If the default Streamlit port is busy:

```bash
streamlit run app.py --server.port 8502
```

## Library Usage

```python
import pandas as pd
from featureforge import ProfilingEngine, TransformationManager

df = pd.DataFrame(
    {
        "age": [21, None, 35],
        "city": ["Pune", "Delhi", None],
        "salary": [40000, 52000, 61000],
    }
)

profile = ProfilingEngine().generate_summary(df)

steps = [
    {
        "id": "missing_values_1",
        "type": "missing_values",
        "method": "median",
        "columns": ["age"],
        "params": {},
        "label": "Missing Values - median",
    },
    {
        "id": "encoding_2",
        "type": "encoding",
        "method": "onehot",
        "columns": ["city"],
        "params": {"handle_unknown": "ignore"},
        "label": "Encoding - onehot",
    },
]

processed_df, metadata = TransformationManager().apply_steps(df, steps)
```

## Core API

- `DatasetManager`: CSV loading, column cleanup, basic validation.
- `ProfilingEngine`: dataset summaries, missing-value tables, type detection, smart warnings, optional ydata-profiling reports.
- `EDAEngine`: Plotly figure generation from declarative chart configs.
- `TransformationManager`: validates and applies transformation queues.
- `PipelineBuilder`: builds sklearn preprocessing pipelines from transformation config.
- `CodeGenerator`: exports standalone sklearn preprocessing code.
- `ExportEngine`: creates CSV, JSON, Python, and Markdown export payloads.

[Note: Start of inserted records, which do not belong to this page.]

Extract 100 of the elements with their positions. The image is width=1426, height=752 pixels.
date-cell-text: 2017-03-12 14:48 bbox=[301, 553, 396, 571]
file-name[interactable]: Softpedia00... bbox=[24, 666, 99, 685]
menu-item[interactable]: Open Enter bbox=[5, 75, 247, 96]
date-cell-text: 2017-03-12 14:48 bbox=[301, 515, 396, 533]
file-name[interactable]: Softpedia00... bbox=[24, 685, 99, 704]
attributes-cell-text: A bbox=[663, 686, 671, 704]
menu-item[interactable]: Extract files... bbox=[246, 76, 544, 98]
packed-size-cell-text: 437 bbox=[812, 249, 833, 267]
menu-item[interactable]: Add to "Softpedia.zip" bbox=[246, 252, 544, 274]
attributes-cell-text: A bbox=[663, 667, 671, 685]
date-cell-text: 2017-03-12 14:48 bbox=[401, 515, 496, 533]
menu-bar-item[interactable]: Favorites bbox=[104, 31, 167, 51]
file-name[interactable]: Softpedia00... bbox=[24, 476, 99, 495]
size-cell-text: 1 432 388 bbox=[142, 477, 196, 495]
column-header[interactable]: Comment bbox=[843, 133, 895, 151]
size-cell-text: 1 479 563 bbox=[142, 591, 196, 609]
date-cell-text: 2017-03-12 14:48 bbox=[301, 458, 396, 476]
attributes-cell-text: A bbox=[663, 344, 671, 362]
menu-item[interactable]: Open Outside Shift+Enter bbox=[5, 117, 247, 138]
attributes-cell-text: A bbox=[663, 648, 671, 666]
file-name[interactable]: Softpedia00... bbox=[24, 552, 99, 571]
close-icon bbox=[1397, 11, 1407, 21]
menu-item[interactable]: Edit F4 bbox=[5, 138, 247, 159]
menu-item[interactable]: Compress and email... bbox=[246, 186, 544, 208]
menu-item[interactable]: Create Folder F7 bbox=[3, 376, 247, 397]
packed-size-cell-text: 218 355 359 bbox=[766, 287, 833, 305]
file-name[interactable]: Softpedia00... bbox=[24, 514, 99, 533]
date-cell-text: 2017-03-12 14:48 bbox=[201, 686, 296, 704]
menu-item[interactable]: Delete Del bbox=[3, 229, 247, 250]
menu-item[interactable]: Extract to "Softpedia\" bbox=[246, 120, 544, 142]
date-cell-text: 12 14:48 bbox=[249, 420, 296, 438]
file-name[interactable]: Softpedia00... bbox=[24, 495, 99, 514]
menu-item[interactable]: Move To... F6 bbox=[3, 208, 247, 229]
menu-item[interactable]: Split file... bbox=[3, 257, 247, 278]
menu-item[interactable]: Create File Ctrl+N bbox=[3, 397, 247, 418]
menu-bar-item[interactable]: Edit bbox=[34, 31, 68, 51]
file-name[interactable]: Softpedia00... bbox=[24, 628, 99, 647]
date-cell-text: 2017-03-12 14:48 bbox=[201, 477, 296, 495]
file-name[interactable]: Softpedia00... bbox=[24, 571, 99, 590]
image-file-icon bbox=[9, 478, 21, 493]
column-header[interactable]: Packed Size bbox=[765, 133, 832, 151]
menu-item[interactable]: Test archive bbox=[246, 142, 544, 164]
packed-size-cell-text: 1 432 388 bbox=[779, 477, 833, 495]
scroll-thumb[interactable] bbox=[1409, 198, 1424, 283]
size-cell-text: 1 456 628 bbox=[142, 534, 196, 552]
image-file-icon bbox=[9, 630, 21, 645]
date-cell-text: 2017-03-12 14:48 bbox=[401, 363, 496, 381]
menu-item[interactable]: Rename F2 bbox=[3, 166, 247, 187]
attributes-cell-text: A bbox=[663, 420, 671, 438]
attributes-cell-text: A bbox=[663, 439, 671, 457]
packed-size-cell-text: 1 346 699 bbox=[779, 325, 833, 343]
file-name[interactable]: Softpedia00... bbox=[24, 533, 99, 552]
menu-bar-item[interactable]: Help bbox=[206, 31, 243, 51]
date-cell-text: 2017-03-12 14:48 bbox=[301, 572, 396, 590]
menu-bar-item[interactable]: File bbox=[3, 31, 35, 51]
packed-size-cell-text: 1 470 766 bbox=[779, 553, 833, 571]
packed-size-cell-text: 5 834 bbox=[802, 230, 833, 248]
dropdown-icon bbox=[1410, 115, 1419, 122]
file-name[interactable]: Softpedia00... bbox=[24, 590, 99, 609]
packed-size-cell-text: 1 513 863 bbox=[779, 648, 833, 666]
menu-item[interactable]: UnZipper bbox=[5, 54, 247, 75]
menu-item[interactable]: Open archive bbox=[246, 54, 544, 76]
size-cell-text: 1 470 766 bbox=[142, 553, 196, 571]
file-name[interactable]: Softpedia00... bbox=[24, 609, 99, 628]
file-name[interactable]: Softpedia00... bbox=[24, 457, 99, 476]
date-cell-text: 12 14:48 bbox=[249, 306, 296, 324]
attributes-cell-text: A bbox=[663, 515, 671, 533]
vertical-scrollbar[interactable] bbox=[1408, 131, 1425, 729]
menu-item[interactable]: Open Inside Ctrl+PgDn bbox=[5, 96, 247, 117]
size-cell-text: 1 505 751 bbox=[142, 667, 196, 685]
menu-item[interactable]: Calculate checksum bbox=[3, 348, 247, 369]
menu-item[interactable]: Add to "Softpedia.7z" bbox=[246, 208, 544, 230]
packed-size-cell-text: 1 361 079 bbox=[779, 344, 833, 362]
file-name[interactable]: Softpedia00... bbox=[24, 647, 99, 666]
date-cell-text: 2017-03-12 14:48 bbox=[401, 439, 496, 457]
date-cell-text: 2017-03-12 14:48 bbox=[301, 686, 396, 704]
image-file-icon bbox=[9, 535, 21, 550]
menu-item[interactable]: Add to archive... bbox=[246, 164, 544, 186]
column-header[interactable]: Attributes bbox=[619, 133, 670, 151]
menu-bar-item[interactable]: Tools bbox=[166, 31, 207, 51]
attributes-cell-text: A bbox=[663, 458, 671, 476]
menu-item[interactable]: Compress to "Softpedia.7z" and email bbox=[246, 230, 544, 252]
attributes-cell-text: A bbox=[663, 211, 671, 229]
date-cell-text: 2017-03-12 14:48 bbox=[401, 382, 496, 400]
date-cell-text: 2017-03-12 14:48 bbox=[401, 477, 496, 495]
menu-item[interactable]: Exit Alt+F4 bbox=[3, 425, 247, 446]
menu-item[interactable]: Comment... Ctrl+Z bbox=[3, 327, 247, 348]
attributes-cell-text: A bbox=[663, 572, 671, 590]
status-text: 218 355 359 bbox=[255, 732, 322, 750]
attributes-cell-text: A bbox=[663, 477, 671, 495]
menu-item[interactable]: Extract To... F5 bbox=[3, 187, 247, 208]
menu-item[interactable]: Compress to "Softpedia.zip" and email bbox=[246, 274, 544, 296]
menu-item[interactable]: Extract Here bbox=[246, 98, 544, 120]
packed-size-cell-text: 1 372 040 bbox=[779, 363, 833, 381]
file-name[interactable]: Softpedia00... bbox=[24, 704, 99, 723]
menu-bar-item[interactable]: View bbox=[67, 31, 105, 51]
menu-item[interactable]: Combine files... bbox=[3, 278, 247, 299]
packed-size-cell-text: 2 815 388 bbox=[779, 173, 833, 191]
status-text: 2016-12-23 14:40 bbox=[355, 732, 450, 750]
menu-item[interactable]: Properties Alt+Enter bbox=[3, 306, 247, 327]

## Supported Transformations

| Area | Methods |
| --- | --- |
| Missing values | mean, median, mode, constant, drop rows |
| Scaling | StandardScaler, MinMaxScaler, RobustScaler |
| Encoding | OneHotEncoder, OrdinalEncoder, label-style category codes |
| Outliers | IQR filtering, Z-score filtering |

## Build A Distributable Package

```bash
python -m pip install build twine
python -m build
```

This creates:

```text
dist/featureforge_studio-0.1.0-py3-none-any.whl
dist/featureforge_studio-0.1.0.tar.gz
```

## Publish To PyPI

First test the package on TestPyPI:

```bash
twine upload --repository testpypi dist/*
```

Then publish to PyPI:

```bash
twine upload dist/*
```

Note: the PyPI name `featureforge` is already taken by another project, so this package uses the distribution name `featureforge-studio` while keeping the clean import name `featureforge`.

## Development

Run tests:

```bash
pytest -q
```

Rebuild after metadata changes:

```bash
rm -rf dist build *.egg-info
python -m build
```

## License

MIT License. See [LICENSE](LICENSE).